Geçmişle bugünün kıyaslamasını yapamayan insanoğlu, “algı operasyonlarına” kapılıp gidiyor işte.
Yaklaşık 20 Yıl Sonra Yüzde 42!
Bu arada, iktidar partisinin pek çok yerinde de “kibir abideleri” milleti kızdırınca, gençlik ve kültür ihmale uğrayınca, 28 Şubat sürecinin beşli çete zihniyeti, her dönemde muteber olunca, tam da seçime giderken “parayla poşet” muhabbeti gündeme getirilince, Sayın Erdoğan hiç girmemesi gereken toplara kafa çakma yanlışına düşünce, hemen her mesele bir kişinin omuzlarına biniyormuş gibi bir izlenim doğunca mesele büyüyor…
Eğitimde, kültürde, sosyal medyadaki ihmal edilmişlik meseleyi büyütüyor.
Oysa hâlâ bir gerçek; Erdoğan’ın ve onun başında olduğu AK Parti’nin rakibi yok!
Hata üstüne hata yaptığınız bir süreçte bile, teşkilât motivasyonunun en düşük olduğu, aday tespitlerinde nice yanlışın söz konusu olduğu bir süreçte bile yüzde 42 alıyorsun…
Hem de yaklaşık 20 sene geçmişken ilk kazandığın seçimden bu yana!..
Bunca saldırıya, yıpratılmaya, yıpranmaya, bunca zemin kaymasına, bunca terk etmeye ve terk edilmeye rağmen eşi benzeri bulunmaz bir politika başarısı.
Sayın Erdoğan’dan Önemli Bayram Mesajı
“Dönüş yolunda” kaleme aldığımız bu yazıyı Sayın Erdoğan ile kısa sohbetimizde dile gelen bir çağrı ile bitirmiş olalım.
Sayın Erdoğan, esnaf kardeşlerimizin ilgisine mazharken, yakındaydık.
Sağ olsunlar bendenize ilgi gösterdiler, biz de kendilerinden değerlendirme alma imkânını bulduk.
Sayın Erdoğan, YSK’nın kararını ve “hırsızlık” vurgusuyla öne çıkarttığı meseleleri kürsüden dile getirmişti.
Kendisine, “Millet tarlada, tabanda.

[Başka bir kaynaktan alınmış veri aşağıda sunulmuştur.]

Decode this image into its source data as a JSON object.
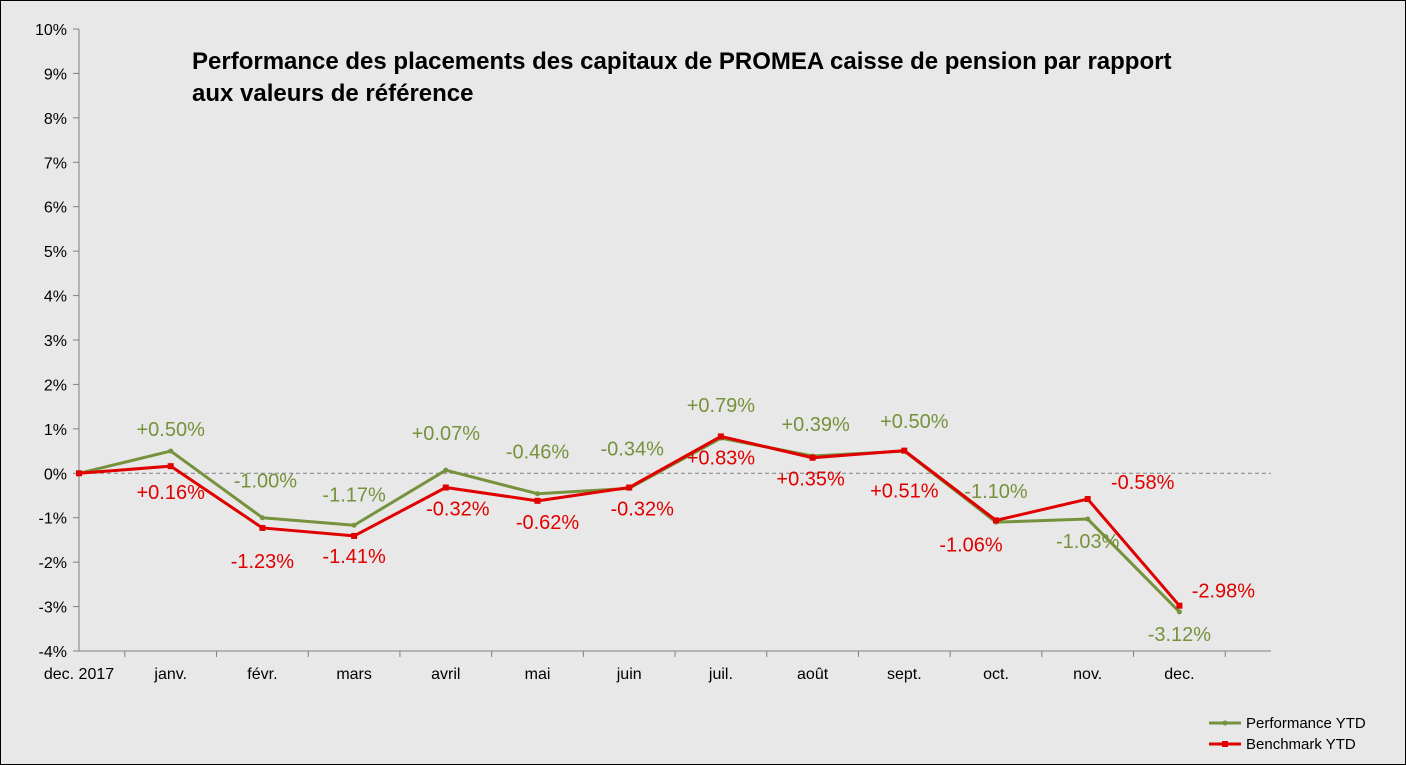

Bayram ziyaretinde, memlekette olacak efendim!” dedik.
Burası son derece mühim.
AK Partililerin kahir ekseriyeti “tatilci” değil; memlekete gidiyor çoğu; büyüklerin ellerinden öpmek, gönüllerini almak, işlerine, güçlerine destek vermek için…
Bunlar gerçeklerimiz, bu toplumun gerçekleri…
Şimdi, böyle bir durumda “seçim için” geri gelmek var.
Herkes için kolay değil tabii, bu seçimin bence AK Parti için çok daha fazla sıkıntılı olan bir boyutu bu.
Bayram için şehir dışına çıkacakların çoğunluğu öyle tahmin ediyorum ki AK Parti’nin adayına oy verecek olanlardır.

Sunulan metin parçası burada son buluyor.